The anonymous author of The Cloud of Unknowing wrote, “You only need a tiny scrap of time to move toward God.”

The sacrament of Sabbath was offered by the Jewish people as a gift for all of humanity. In our busy, technology-driven culture, it is especially important that we intentionally seek rest and re-creation. Sabbath might be saying that at least one seventh of life must be about non-performance and non-egocentric pursuit, or we forget our life’s purpose.

Friend and Mennonite minister Anita Amstutz writes in her book, Soul Tending: A Journey into the Heart of Sabbath:

The Sabbath, or Shabbat in Hebrew, is one of the most important days instituted by God in the Hebrew Bible. Literally meaning “to cease, to end, to rest,” the Sabbath follows six task-oriented, building, and creating days with twenty-four hours of rest and spiritual enrichment on the seventh. The Ten Commandments call not only for remembering but also for observing Sabbath. For traditional Jewish people, the Sabbath is honored beginning at sundown on Friday and lasts until the first three stars show in the sky on Saturday evening. It is a highly prescribed day of rest, though some of the rules have relaxed over the centuries.

The Sabbath imperative is to not accomplish or initiate anything, refuting the belief that you have to “do something” to be worthy. The original vision of Sabbath calls us to cease doing something, acquiring things, making stuff, expecting returns. Instead, we are called to just be and receive the Creator’s good gifts. Forget stifling restrictions. Instead, time is savored as a precious gift from God. Time for your body to stretch and your soul to relax.
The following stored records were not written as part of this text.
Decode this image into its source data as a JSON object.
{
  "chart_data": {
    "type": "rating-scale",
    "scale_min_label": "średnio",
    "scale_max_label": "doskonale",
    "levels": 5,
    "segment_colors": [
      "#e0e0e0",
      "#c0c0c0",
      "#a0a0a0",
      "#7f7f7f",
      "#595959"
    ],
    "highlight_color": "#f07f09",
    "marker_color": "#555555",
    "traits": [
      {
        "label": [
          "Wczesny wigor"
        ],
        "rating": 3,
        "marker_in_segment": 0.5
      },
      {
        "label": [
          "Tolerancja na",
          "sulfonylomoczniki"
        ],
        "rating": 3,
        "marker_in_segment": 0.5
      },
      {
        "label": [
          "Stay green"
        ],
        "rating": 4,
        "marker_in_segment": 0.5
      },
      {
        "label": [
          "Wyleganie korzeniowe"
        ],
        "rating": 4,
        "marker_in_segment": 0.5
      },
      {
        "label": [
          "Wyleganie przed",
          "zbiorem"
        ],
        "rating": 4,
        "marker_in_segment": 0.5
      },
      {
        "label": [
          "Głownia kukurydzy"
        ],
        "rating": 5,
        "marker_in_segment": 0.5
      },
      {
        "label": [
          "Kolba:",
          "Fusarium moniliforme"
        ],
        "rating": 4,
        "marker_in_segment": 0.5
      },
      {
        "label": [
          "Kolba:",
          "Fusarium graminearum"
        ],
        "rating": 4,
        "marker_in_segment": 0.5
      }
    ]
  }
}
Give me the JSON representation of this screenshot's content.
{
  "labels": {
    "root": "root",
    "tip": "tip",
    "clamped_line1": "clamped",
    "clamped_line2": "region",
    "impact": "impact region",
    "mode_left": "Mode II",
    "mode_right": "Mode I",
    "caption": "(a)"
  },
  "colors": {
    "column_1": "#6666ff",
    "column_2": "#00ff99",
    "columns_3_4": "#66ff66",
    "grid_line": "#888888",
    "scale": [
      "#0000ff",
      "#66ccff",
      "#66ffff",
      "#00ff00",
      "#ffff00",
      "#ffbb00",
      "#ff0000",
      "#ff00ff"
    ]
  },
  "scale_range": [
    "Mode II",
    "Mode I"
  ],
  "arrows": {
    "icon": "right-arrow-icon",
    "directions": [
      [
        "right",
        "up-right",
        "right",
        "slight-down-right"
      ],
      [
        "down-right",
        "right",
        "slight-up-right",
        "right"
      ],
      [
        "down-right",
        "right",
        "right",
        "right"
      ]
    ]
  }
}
How might you “keep” or practice Sabbath rest? Some turn off all electronic devices and spend time in nature. Many spend time in community, whether with their church, family, or friends. I enjoy reading and reflecting. I invite you to set aside regular, periods of rest and retreat, simply being in awareness of God’s presence. Find a rhythm of rest and work that allows for renewal so that you enter your active life from contemplative grounding. And so it is.